Eu égard à l’ancienneté de M. [V] de 22 ans, à son âge au moment de licenciement (né en 1971), au montant de son salaire qui s’élevait à 3 282,50 par mois et aux justifications apportées sur sa situation à la suite de son licenciement (titre de pension d’invalidité à compter du 27 novembre 2021), la cour condamne la société à verser à M. [V] la somme de 30 000 euros à titre d’indemnité pour licenciement nul. Le jugement est infirmé en ce sens.
Il est fait d’office application de l’article L 1235-4 du code du travail et la société doit rembourser à [9] les indemnités de chômage éventuellement versées à M. [V] depuis son licenciement jusqu’au jour du jugement dans la limite de trois mois.
Sur les intérêts au taux légal et leur capitalisation
Il convient de rappeler que les intérêts au taux légal portant sur les condamnations de nature indemnitaire sont dus à compter de la décision qui les prononce.
En application de l’article 1343-2 du code civil, la capitalisation des intérêts échus, dus pour une année entière, est ordonnée.

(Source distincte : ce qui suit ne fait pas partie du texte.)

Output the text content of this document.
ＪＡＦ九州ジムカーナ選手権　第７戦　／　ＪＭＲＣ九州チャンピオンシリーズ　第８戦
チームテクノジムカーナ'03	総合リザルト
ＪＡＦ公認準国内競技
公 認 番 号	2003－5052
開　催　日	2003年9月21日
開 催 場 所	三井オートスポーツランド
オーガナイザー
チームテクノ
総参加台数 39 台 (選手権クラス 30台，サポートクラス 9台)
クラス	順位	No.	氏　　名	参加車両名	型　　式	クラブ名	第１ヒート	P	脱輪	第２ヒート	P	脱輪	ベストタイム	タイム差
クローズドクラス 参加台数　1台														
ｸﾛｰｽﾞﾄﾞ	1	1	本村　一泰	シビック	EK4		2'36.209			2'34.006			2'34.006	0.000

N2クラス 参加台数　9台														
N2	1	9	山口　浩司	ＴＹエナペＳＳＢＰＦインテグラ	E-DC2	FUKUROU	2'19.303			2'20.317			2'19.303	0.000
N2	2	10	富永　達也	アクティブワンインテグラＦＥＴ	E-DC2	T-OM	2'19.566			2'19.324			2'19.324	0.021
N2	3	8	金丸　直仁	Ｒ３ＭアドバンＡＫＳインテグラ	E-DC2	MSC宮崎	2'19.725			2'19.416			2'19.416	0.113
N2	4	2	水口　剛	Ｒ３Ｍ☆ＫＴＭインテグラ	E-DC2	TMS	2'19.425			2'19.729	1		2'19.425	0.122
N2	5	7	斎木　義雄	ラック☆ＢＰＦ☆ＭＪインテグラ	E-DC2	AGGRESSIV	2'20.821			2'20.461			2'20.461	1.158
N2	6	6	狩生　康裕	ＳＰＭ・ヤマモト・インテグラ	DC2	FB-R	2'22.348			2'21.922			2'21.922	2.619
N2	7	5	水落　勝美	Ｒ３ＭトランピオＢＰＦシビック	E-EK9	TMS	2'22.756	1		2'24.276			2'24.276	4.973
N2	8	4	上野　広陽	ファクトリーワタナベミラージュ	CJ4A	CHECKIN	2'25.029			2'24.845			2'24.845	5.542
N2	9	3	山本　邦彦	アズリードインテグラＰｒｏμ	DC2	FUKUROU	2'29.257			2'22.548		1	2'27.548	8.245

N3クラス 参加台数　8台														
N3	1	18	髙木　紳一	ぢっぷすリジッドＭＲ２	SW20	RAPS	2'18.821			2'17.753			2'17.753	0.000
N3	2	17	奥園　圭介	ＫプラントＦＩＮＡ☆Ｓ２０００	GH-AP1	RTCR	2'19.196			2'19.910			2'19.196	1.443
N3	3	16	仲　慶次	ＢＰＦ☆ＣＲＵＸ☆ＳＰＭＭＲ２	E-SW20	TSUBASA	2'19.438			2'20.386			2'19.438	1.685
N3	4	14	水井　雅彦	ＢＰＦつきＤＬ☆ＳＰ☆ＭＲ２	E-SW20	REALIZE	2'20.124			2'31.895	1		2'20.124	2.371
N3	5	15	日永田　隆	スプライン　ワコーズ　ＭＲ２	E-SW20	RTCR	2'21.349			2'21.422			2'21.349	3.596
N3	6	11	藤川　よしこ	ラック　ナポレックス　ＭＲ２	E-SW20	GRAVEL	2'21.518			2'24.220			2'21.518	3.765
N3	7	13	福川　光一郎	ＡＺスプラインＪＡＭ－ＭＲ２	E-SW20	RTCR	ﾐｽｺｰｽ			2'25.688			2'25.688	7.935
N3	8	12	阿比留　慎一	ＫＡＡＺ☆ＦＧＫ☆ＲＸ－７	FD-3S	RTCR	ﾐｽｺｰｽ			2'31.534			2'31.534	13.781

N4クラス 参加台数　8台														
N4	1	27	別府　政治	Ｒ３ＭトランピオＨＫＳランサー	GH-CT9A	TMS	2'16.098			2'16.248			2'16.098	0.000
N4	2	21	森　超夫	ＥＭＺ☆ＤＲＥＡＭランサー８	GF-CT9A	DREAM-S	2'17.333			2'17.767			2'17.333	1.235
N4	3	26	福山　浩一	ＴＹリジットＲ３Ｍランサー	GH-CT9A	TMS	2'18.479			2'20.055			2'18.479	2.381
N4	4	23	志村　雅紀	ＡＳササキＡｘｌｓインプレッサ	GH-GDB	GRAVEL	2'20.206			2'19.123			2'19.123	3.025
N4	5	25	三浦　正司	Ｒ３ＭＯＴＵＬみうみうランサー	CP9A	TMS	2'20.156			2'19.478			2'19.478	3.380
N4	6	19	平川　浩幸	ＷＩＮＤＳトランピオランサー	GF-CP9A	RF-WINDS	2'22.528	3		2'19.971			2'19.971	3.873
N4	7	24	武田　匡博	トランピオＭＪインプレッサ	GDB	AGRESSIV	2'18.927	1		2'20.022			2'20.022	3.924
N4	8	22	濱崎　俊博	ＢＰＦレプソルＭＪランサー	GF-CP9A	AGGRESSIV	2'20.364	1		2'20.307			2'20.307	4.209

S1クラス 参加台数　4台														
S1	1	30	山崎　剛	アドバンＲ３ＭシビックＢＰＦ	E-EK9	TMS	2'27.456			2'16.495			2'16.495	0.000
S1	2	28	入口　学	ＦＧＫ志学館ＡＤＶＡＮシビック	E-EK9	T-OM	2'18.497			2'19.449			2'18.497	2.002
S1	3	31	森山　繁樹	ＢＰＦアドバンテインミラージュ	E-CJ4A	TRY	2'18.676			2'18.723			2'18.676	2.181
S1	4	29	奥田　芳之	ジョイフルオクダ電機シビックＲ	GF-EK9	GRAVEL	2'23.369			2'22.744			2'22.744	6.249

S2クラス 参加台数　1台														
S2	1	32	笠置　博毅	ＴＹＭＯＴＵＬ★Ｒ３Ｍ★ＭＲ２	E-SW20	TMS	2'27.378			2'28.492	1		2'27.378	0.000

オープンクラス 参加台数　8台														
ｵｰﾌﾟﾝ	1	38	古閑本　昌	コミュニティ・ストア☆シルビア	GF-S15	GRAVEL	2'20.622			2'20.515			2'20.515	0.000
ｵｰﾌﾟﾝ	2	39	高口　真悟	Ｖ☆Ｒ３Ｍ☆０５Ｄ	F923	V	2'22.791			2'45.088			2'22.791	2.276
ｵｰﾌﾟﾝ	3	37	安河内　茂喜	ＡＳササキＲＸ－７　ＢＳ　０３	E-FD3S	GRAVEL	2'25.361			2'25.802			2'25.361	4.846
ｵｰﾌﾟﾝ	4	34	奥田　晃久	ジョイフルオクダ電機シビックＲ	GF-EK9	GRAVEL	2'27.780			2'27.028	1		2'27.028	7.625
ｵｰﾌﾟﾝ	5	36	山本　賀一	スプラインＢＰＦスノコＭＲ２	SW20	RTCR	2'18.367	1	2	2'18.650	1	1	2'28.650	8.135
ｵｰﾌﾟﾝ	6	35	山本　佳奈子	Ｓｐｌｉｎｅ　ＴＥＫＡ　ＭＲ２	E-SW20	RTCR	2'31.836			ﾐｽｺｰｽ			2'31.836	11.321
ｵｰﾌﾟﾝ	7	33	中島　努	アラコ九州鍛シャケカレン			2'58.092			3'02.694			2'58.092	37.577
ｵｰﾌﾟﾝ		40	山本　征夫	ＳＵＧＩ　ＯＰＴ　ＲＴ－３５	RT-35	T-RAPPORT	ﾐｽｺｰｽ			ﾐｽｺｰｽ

Sur les dépens et l’article 700 du code de procédure civile
La société, qui succombe, est condamnée aux dépens de première instance et d’appel et doit indemniser M. [V] à hauteur de la somme de 3 000 euros au titre des frais non compris dans les dépens exposés devant le conseil de prud’hommes et la cour, la société étant déboutée de sa propre demande en application de l’article 700 du code de procédure civile.
PAR CES MOTIFS
La cour, statuant contradictoirement et par mise à disposition au greffe,
Infirme le jugement en toutes ses dispositions déférées à la cour sauf en ce qu’il a débouté la société [7] de sa demande fondée sur l’article 700 du code de procédure civile ;
Statuant à nouveau et ajoutant :
Dit que le licenciement de M. [V] est nul ;
Condamne la société [7] à payer à M. [V] les sommes suivantes:
— 30 000 euros à titre de dommages-intérêts pour licenciement nul,
— 3'000 euros en application de l’article 700 du code de procédure civile ;
Rappelle que les intérêts au taux légal portant sur les condamnations indemnitaires sont dus à compter de la décision qui les prononce ;
Ordonne la capitalisation des intérêts échus, dus au moins pour une année entière ;
Ordonne à la société [7] de rembourser à [9] les indemnités de chômage éventuellement versées à M. [V] du jour de son licenciement jusqu’au jour du jugement dans la limite de trois mois d’indemnités ;
Déboute les parties de toute autre demande ;
Condamne la société [7] aux dépens de première instance et d’appel.